In his research Professor David Waller investigates how people learn and mentally represent spatial information about their environment. Wearing a head-mounted display and carrying a laptop-based dual pipe image generator in a backpack, users can wirelessly walk through immense computer generated virtual environments within the 24×48 meter gymnasium.



Research Project Examples

Specificity of Spatial Memories

When people learn about the locations of objects in a scene, what information gets represented in memory? For example, do people only remember what they saw, or do they commit more abstract information to memory? In two projects, we address these questions by examining how well people recognize perspectives of a scene that are similar but not identical to the views that they have learned. In a third project, we examine the reference frames that are used to code spatial information in memory. In a fourth project, we investigate whether the biases that people have in their memory for pictures also occur when they remember three-dimensional scenes.

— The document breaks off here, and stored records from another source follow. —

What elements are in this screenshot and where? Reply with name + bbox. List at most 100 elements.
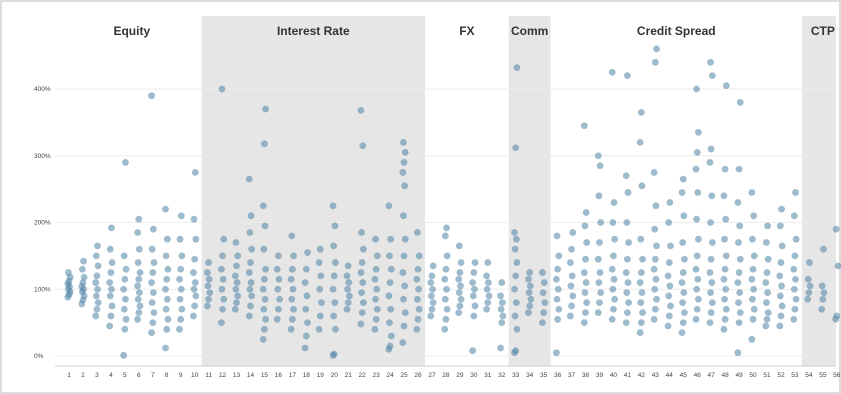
x-tick-label: 16 xyxy=(275,372,283,379)
data-point xyxy=(373,285,381,293)
data-point xyxy=(583,299,591,306)
data-point xyxy=(611,295,619,303)
data-point xyxy=(372,295,379,303)
data-point xyxy=(205,295,213,303)
data-point xyxy=(582,255,589,263)
data-point xyxy=(735,319,743,327)
data-point xyxy=(736,98,744,106)
data-point xyxy=(457,282,464,290)
data-point xyxy=(190,215,198,223)
data-point xyxy=(623,289,631,296)
data-point xyxy=(245,175,253,183)
data-point xyxy=(763,269,771,276)
data-point xyxy=(692,265,700,273)
data-point xyxy=(653,45,660,53)
data-point xyxy=(693,215,700,223)
data-point xyxy=(764,222,771,230)
x-tick-label: 18 xyxy=(303,372,311,379)
data-point xyxy=(135,215,143,223)
data-point xyxy=(303,292,311,300)
data-point xyxy=(679,175,687,183)
data-point xyxy=(262,315,270,323)
x-tick-label: 29 xyxy=(456,372,464,379)
data-point xyxy=(274,285,282,293)
x-tick-label: 32 xyxy=(498,372,506,379)
data-point xyxy=(707,58,714,66)
data-point xyxy=(177,212,185,220)
x-tick-label: 48 xyxy=(722,372,730,379)
data-point xyxy=(651,58,659,66)
data-point xyxy=(204,302,211,310)
data-point xyxy=(441,325,449,333)
data-point xyxy=(122,295,129,303)
data-point xyxy=(735,299,742,306)
data-point xyxy=(693,85,700,93)
x-tick-label: 28 xyxy=(442,372,450,379)
data-point xyxy=(217,265,225,273)
data-point xyxy=(748,335,756,343)
data-point xyxy=(204,282,212,290)
data-point xyxy=(219,275,227,283)
data-point xyxy=(358,229,365,236)
data-point xyxy=(357,320,365,328)
data-point xyxy=(357,269,365,276)
data-point xyxy=(332,325,339,333)
x-tick-label: 2 xyxy=(81,372,85,379)
x-tick-label: 12 xyxy=(219,372,227,379)
data-point xyxy=(205,275,213,283)
data-point xyxy=(234,292,242,300)
data-point xyxy=(94,262,102,270)
data-point xyxy=(106,292,114,300)
data-point xyxy=(583,239,591,246)
data-point xyxy=(708,279,716,286)
data-point xyxy=(330,350,338,358)
data-point xyxy=(610,305,617,313)
data-point xyxy=(148,279,155,286)
data-point xyxy=(78,265,86,273)
x-axis: 1 2 3 4 5 6 7 8 9 10 11 12 13 14 15 16 17 18 19 20 21 22 23 24 2… xyxy=(67,372,841,379)
x-tick-label: 40 xyxy=(610,372,618,379)
data-point xyxy=(414,315,422,323)
data-point xyxy=(414,295,421,303)
data-point xyxy=(624,279,632,286)
data-point xyxy=(456,302,464,310)
data-point xyxy=(792,189,799,196)
data-point xyxy=(191,169,199,176)
data-point xyxy=(399,339,407,347)
data-point xyxy=(387,235,395,243)
data-point xyxy=(150,309,158,317)
data-point xyxy=(693,149,701,156)
data-point xyxy=(735,239,742,246)
data-point xyxy=(65,269,72,276)
data-point xyxy=(148,92,155,100)
data-point xyxy=(192,292,200,300)
data-point xyxy=(190,312,197,320)
x-tick-label: 7 xyxy=(151,372,155,379)
data-point xyxy=(457,259,465,266)
data-point xyxy=(163,235,171,243)
data-point xyxy=(637,319,645,327)
data-point xyxy=(401,282,409,290)
data-point xyxy=(526,302,534,310)
data-point xyxy=(359,299,367,306)
data-point xyxy=(512,272,520,280)
data-point xyxy=(248,292,256,300)
data-point xyxy=(359,142,367,150)
data-point xyxy=(304,319,311,327)
data-point xyxy=(456,269,464,276)
data-point xyxy=(722,215,730,223)
data-point xyxy=(608,265,616,273)
data-point xyxy=(513,64,521,72)
data-point xyxy=(287,325,295,333)
data-point xyxy=(400,139,407,146)
data-point xyxy=(692,315,700,323)
data-point xyxy=(247,302,254,310)
data-point xyxy=(611,235,619,243)
data-point xyxy=(513,259,521,266)
data-point xyxy=(106,245,114,253)
data-point xyxy=(122,265,130,273)
data-point xyxy=(385,292,393,300)
data-point xyxy=(722,252,730,260)
group-label: Comm xyxy=(511,24,548,38)
data-point xyxy=(637,299,645,306)
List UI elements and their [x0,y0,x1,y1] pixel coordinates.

Nonvisual Egocentric Spatial Updating

When we walk through the environment, we realize that the objects we pass do not cease to exist just because they are out of sight (e.g. behind us). We stay oriented in this way because we spatially update (i.e., keep track of changes in our position and orientation relative to the environment.) Several SPACELAB projects investigate the processes that underlie spatial updating. One project investigates possible limitations on the number of objects that people can update. Another project examines differences between spatial updating of a well-learned, familiar environment and that in recently-learned immediate environments. A third project investigates the degree to which spatial updating results from processing low-level sensory information versus high-level cognitive information such as one’s intentions to act.